Perkenalkan, nama saya Abu Nashir. Saya asli kelahiran Kabupaten Nganjuk, Jawa Timur. Saya sudah dua belas tahun merantau ke Kalimantan dan menetap di Desa Karang Mulya, Kecamatan Pangkalan Banteng, Kabupaten Kotawaringin Barat, Propinsi Kalimantan Tengah. Saya aktif sebagai aktivis HTI Kecamatan Pangkalan Banteng sejak 2007. Sehari-hari saya berprofesi sebagai pengasuh Ponpes Darul Hikam, Pangkalan Banteng. Pendidikan agama saya dapatkan ketika nyantri di Ponpes Lirboyo Kediri, Jawa Timur.
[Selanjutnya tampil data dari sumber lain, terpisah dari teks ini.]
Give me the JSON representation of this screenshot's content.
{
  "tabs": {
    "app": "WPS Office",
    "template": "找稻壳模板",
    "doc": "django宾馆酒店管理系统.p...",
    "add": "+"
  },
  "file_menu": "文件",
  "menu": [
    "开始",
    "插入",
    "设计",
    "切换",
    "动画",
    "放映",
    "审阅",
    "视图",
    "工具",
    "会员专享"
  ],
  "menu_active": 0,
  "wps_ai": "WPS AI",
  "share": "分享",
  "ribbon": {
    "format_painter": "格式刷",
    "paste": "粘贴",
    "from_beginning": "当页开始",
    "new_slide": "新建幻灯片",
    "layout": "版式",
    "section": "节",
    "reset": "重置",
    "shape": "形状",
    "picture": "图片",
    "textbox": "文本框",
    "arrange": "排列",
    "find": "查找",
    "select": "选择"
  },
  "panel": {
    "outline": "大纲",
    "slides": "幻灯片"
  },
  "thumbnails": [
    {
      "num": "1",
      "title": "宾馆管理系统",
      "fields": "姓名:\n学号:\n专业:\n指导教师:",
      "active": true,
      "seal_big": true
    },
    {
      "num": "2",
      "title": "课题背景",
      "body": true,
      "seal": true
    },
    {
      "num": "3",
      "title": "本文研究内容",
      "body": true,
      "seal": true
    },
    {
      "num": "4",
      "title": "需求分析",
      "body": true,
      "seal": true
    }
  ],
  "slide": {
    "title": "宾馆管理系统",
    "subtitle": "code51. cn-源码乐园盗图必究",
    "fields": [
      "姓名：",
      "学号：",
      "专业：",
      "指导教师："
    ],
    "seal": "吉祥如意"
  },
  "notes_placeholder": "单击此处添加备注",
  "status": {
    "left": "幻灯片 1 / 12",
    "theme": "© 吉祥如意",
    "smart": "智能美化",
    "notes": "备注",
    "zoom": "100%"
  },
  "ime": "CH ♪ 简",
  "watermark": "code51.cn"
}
Saya memiliki 8 orang saudara dan 2 di antaranya sudah meninggal dunia. Yang bungsu bernama Muhammad Za’far An Nuh (19 tahun). Ketika masih duduk di bangku SD, Za’far sering disiksa secara fisik oleh seorang teman satu sekolah sampai kelas enam akhir. Karena fisiknya lemah (memang karakternya yang pendiam dan tertutup), Za’far tidak bisa membela diri. Meski demikian, Za’far tetap berjanji dalam hatinya bahwa kalau teman yang menyiksa itu meminta maaf kepadanya pasti Za’far memaafkanya dengan setulus hati. Kenyataannya, sampai lulus SD, teman tersebut tidak pernah meminta maaf kepada Za’far.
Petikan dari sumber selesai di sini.